Canada's Olympic and world high jump champion has ended his quest to make the Tokyo team, announcing in an Instagram post that he's withdrawn from this weekend's Olympic trials in Montreal.

"Unfortunately my body hasn't recovered during my two-week quarantine the way we hoped it would following my recent competition schedule in Europe," Drouin posted on Instagram.

"Over the past couple of days, my team and I have decided that it is not in my best interest to jump this weekend. My body isn't ready, but I take comfort in knowing that we did absolutely everything in our power to get on that 'start line.' Sometimes things just don't work out."

Drouin's withdrawal comes after years of battling numerous injuries, including a serious spinal condition that required surgery and three Achilles tendon tears — the most recent in January.

The 31-year-old from Corunna, Ont., got off to a late start this season because of this Achilles injury and said a couple of weeks ago "I feel like I'm racing against the clock." He's ranked No. 80 in the world — outside the World Athletics ranking bubble for a spot in Tokyo. He could have clinched a berth by clearing the automatic entry standard of 2.33 metres this weekend. His best this season is 2.24, while his Canadian record is 2.40.

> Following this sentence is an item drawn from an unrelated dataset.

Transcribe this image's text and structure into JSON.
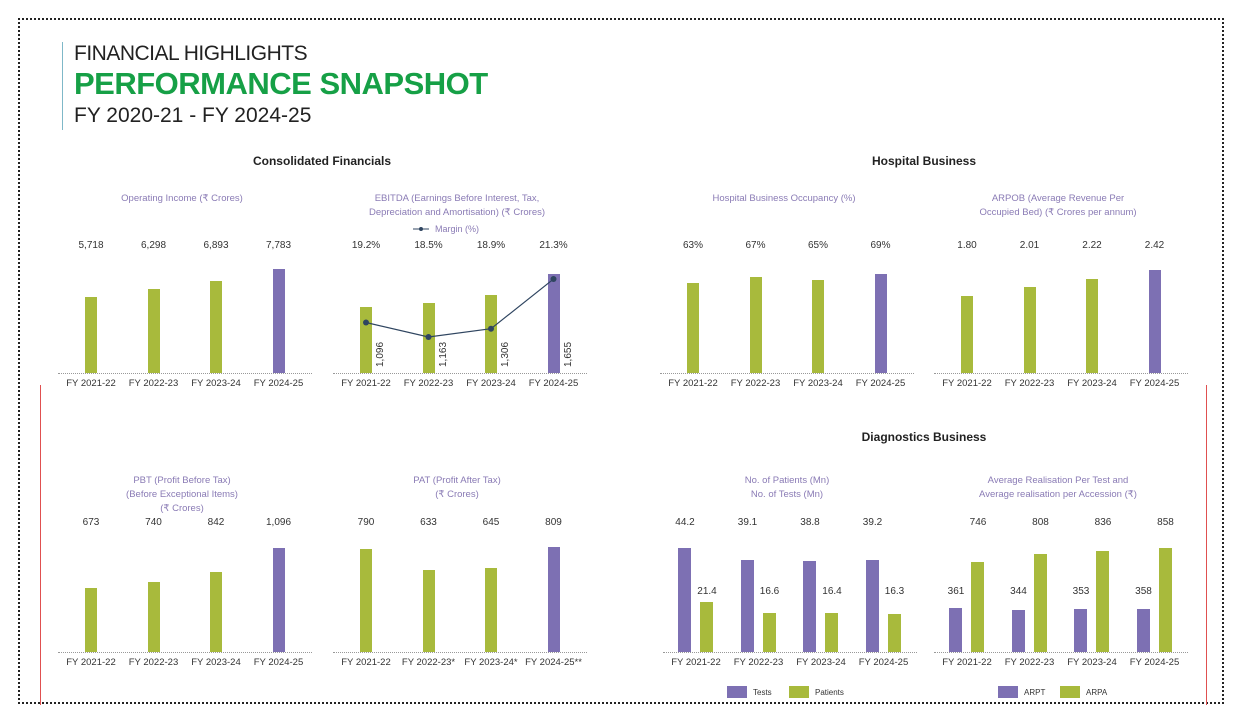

Because of Canada's COVID-19 quarantine rules, Drouin has been isolating for the past two weeks, posting pictures of training on a rowing machine, and running in a backyard pool.

"Although this obviously isn't how I expected my Olympic journey to end, I am beyond excited to watch my Canadian teammates write their own stories, both this weekend at Trials and next month in Tokyo," he wrote. "Good luck to everyone competing!"

Drouin won the 2015 world championship in Beijing, then captured gold a year later at the Rio Olympics.

Drouin's first career Achilles tear sidelined him for the 2017 world championships. The herniated disc in his neck shelved his 2018 season. Achilles injury No. 2 all but wiped out 2019, including the world championships in Doha, Qatar.

Finally healthy and competing in Europe a couple of weeks ago, he said he'd be satisfied knowing he'd made the effort.

"I don't know what the end of this Olympic qualifying period is going to look like," he'd said. "But right now I can say that I'm really, really happy that I'm trying."